Gesture recognition, i.e., the recognition of pre-defined gestures by arm or hand movements, enables a natural extension of the way we currently interact with devices. With the increasing amount of human-machine interactions, alternative user interfaces will become more important. Commercially available gesture recognition systems are usually pre-trained: the developers specify a set of gestures, and the user is provided with an algorithm that can recognize just these gestures. In order to improve the user experience, it is often desirable to allow users to define their own gestures. In that case, the user needs to train the recognition system herself by performing a set of example gestures. Crucially, this scenario requires learning gestures from just a few training examples in order to avoid overburdening the user.
The first step towards an in-situ trainable gesture recognition system is to create an in-situ trainable gesture classifier.
Methods and Solution Proposal
Our proposed gesture classifier is based on Bayesian hidden Markov models. The general idea behind using hidden Markov models is that the measured direction of the arm can be mapped onto discrete states. Instead of saving the discrete states, the algorithm learns the so-called transition probabilities between the states. A transition probability can be viewed as the probability that the arm will go from one direction to another; in other words, it corresponds to the probability of a movement. These transition probabilities are unique for each distinguishable type (class) of gestures. Therefore, when the algorithm learns the transition probabilities for all gesture types, it can later evaluate the probability that a new measurement had been generated by a specific class. This concept has already been successfully applied to gesture recognition in the past. Our contribution is that we use Bayesian hidden Markov models as the basis of our hierarchical model. This allows us to incorporate prior information about gestures, in the form of a prior probability distribution over the transition probabilities. The probabilities for a specific gesture class can then be learned by combining the prior information and the measurements (see Figure 1). When constructed properly, this prior distribution might capture general properties of gestures, which might help to learn gestures by fewer training examples.
We collected a gesture database using a Myo sensor bracelet (see Figure 2). The database contains 17 different gesture classes, each performed 20 times by the same user. The duration of the measurements was fixed to 3 seconds.

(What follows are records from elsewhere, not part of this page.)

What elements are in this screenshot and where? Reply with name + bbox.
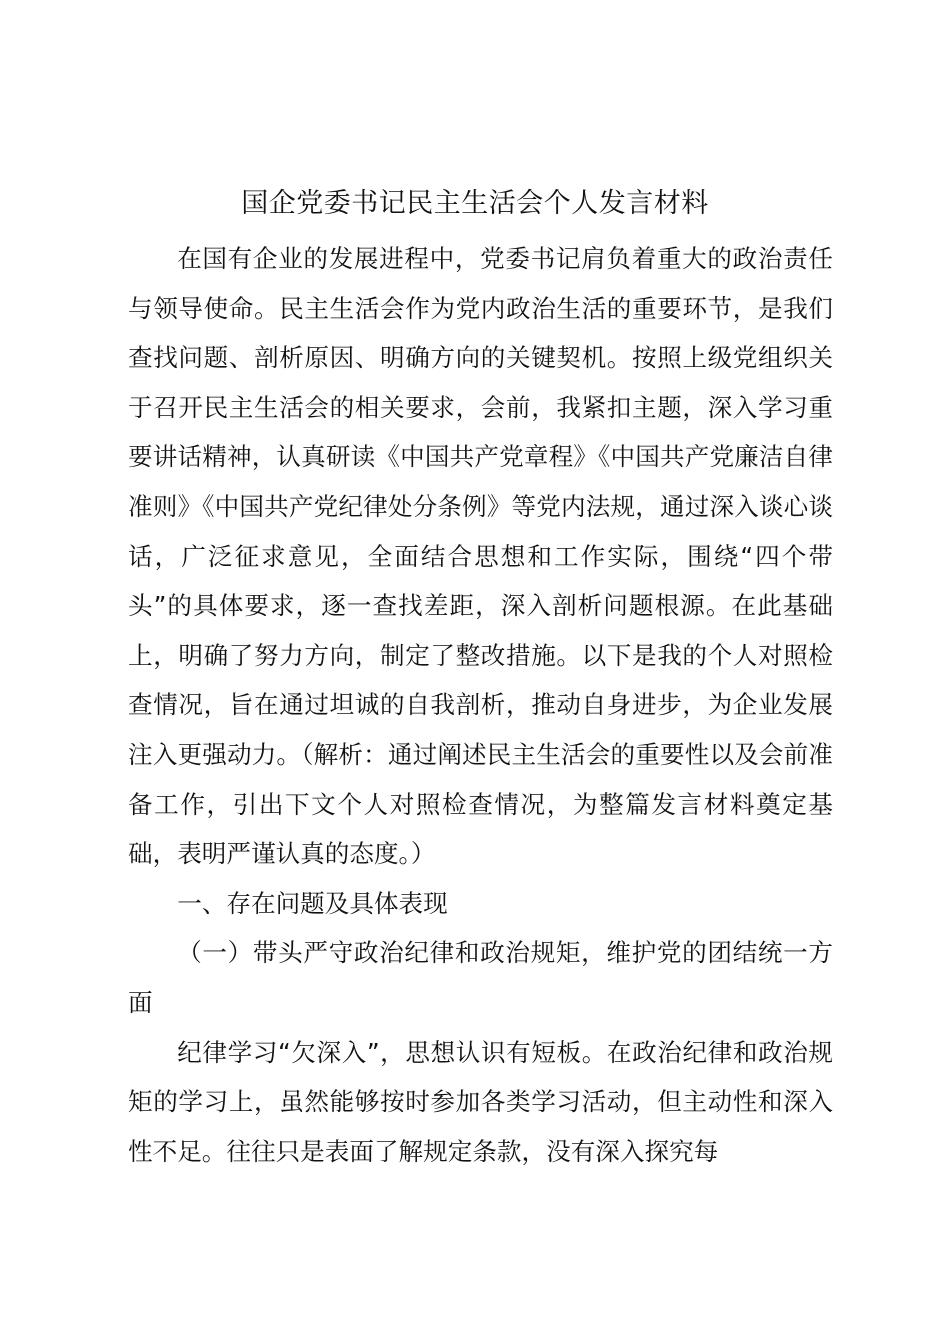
intro-paragraph: 在国有企业的发展进程中，党委书记肩负着重大的政治责任与领导使命。民主生活会作为党内政治生活的重要环节，是我们查找问题、剖析原因、明确方向的关键契机。按照上级党组织关于召开民主生活会的相关要求，会前，我紧扣主题，深入学习重要讲话精神，认真研读《中国共产党章程》《中国共产党廉洁自律准则》《中国共产党纪律处分条例》等党内法规，通过深入谈心谈话，广泛征求意见，全面结合思想和工作实际，围绕“四个带头”的具体要求，逐一查找差距，深入剖析问题根源。在此基础上，明确了努力方向，制定了整改措施。以下是我的个人对照检查情况，旨在通过坦诚的自我剖析，推动自身进步，为企业发展注入更强动力。（解析：通过阐述民主生活会的重要性以及会前准备工作，引出下文个人对照检查情况，为整篇发言材料奠定基础，表明严谨认真的态度。） xyxy=(128,244,833,869)
document-title: 国企党委书记民主生活会个人发言材料 xyxy=(241,188,709,219)
subsection-heading: （一）带头严守政治纪律和政治规矩，维护党的团结统一方面 xyxy=(128,938,833,1017)
section-heading: 一、存在问题及具体表现 xyxy=(177,888,448,918)
body-paragraph: 纪律学习“欠深入”，思想认识有短板。在政治纪律和政治规矩的学习上，虽然能够按时参加各类学习活动，但主动性和深入性不足。往往只是表面了解规定条款，没有深入探究每 xyxy=(128,1037,833,1166)
document-body xyxy=(128,234,833,1176)
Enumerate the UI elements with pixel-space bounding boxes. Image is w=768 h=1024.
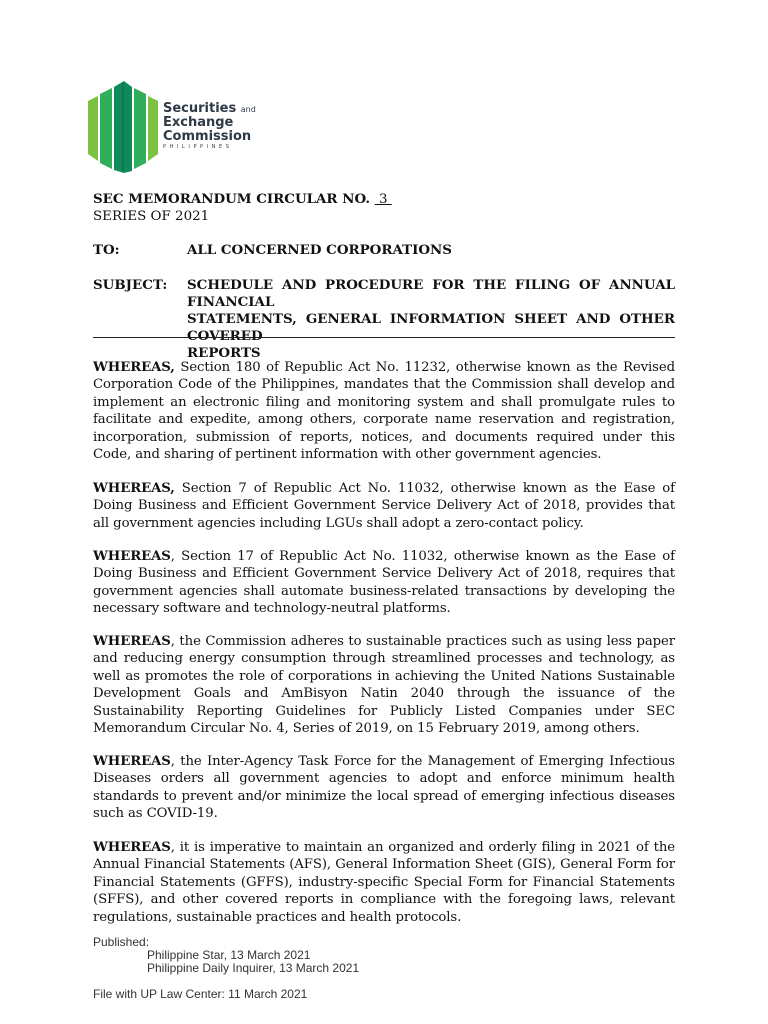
subject-line-2: STATEMENTS, GENERAL INFORMATION SHEET AND OTHER COVERED: [187, 311, 675, 344]
logo-word-securities: Securities: [163, 101, 237, 116]
whereas-lead: WHEREAS,: [93, 360, 175, 375]
sec-logo: [86, 79, 266, 173]
circular-label: SEC MEMORANDUM CIRCULAR NO.: [93, 191, 371, 207]
logo-word-and: and: [240, 105, 256, 114]
header-divider: [93, 337, 675, 338]
filed-with-law-center: File with UP Law Center: 11 March 2021: [93, 987, 308, 1001]
logo-line-philippines: P H I L I P P I N E S: [163, 144, 230, 150]
whereas-lead: WHEREAS: [93, 840, 171, 855]
circular-number: 3: [378, 192, 388, 207]
whereas-paragraph-5: [93, 753, 675, 823]
paragraph-text: , Section 17 of Republic Act No. 11032, otherwise known as the Ease of Doing Business and Efficient Government Service Delivery Act of 2018, requires that government agencies shall automate business-related transactions by developing the necessary software and technology-neutral platforms.: [93, 549, 675, 617]
whereas-lead: WHEREAS: [93, 754, 171, 769]
logo-line-securities: [163, 101, 256, 116]
subject-label: SUBJECT:: [93, 277, 168, 293]
logo-line-exchange: Exchange: [163, 115, 234, 130]
subject-line-1: SCHEDULE AND PROCEDURE FOR THE FILING OF ANNUAL FINANCIAL: [187, 277, 675, 310]
whereas-lead: WHEREAS: [93, 634, 171, 649]
published-philstar: Philippine Star, 13 March 2021: [147, 948, 311, 962]
paragraph-text: , the Inter-Agency Task Force for the Management of Emerging Infectious Diseases orders all government agencies to adopt and enforce minimum health standards to prevent and/or minimize the local spread of emerging infectious diseases such as COVID-19.: [93, 754, 675, 822]
paragraph-text: , it is imperative to maintain an organized and orderly filing in 2021 of the Annual Financial Statements (AFS), General Information Sheet (GIS), General Form for Financial Statements (GFFS), industry-specific Special Form for Financial Statements (SFFS), and other covered reports in compliance with the foregoing laws, relevant regulations, sustainable practices and health protocols.: [93, 840, 675, 925]
paragraph-text: Section 180 of Republic Act No. 11232, otherwise known as the Revised Corporation Code of the Philippines, mandates that the Commission shall develop and implement an electronic filing and monitoring system and shall promulgate rules to facilitate and expedite, among others, corporate name reservation and registration, incorporation, submission of reports, notices, and documents required under this Code, and sharing of pertinent information with other government agencies.: [93, 360, 675, 463]
whereas-paragraph-1: [93, 359, 675, 463]
series-line: SERIES OF 2021: [93, 209, 210, 224]
circular-title: [93, 191, 392, 208]
published-inquirer: Philippine Daily Inquirer, 13 March 2021: [147, 961, 360, 975]
to-value: ALL CONCERNED CORPORATIONS: [187, 242, 452, 258]
subject-value: [187, 277, 675, 362]
sec-logo-icon: [86, 79, 160, 173]
published-label: Published:: [93, 935, 150, 949]
paragraph-text: , the Commission adheres to sustainable practices such as using less paper and reducing energy consumption through streamlined processes and technology, as well as promotes the role of corporations in achieving the United Nations Sustainable Development Goals and AmBisyon Natin 2040 through the issuance of the Sustainability Reporting Guidelines for Publicly Listed Companies under SEC Memorandum Circular No. 4, Series of 2019, on 15 February 2019, among others.: [93, 634, 675, 737]
whereas-paragraph-6: [93, 839, 675, 926]
to-label: TO:: [93, 242, 120, 258]
subject-line-3: REPORTS: [187, 345, 261, 361]
whereas-paragraph-4: [93, 633, 675, 737]
paragraph-text: Section 7 of Republic Act No. 11032, otherwise known as the Ease of Doing Business and Efficient Government Service Delivery Act of 2018, provides that all government agencies including LGUs shall adopt a zero-contact policy.: [93, 481, 675, 531]
logo-line-commission: Commission: [163, 129, 252, 144]
whereas-lead: WHEREAS,: [93, 481, 175, 496]
whereas-paragraph-3: [93, 548, 675, 618]
whereas-lead: WHEREAS: [93, 549, 171, 564]
whereas-paragraph-2: [93, 480, 675, 532]
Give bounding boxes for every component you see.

The gesture database was split into a training set containing 5 samples of every gesture class, and a test set containing the remaining (15x7=) 255 samples.
As a measure of performance we used the recognition rate, which is the number of correctly classified recordings divided by the total number of recordings. To test the influence of the constructed prior distribution, we have also evaluated the algorithm with an uninformative prior distribution. As a baseline we used the recognition rate of a 1-Nearest Neighbor classifier (1-NN).
Figure 3 shows the recognition rates of all algorithms. Both hidden Markov based algorithms feature a higher recognition rate than the 1-NN algorithm. In view of our interest for in-situ training of the gesture classifier, we are especially interested in classifier performance as a function of number of training examples. In particular for one training example (one-shot training), the hidden Markov model with learned prior distribution clearly outperforms both alternative models.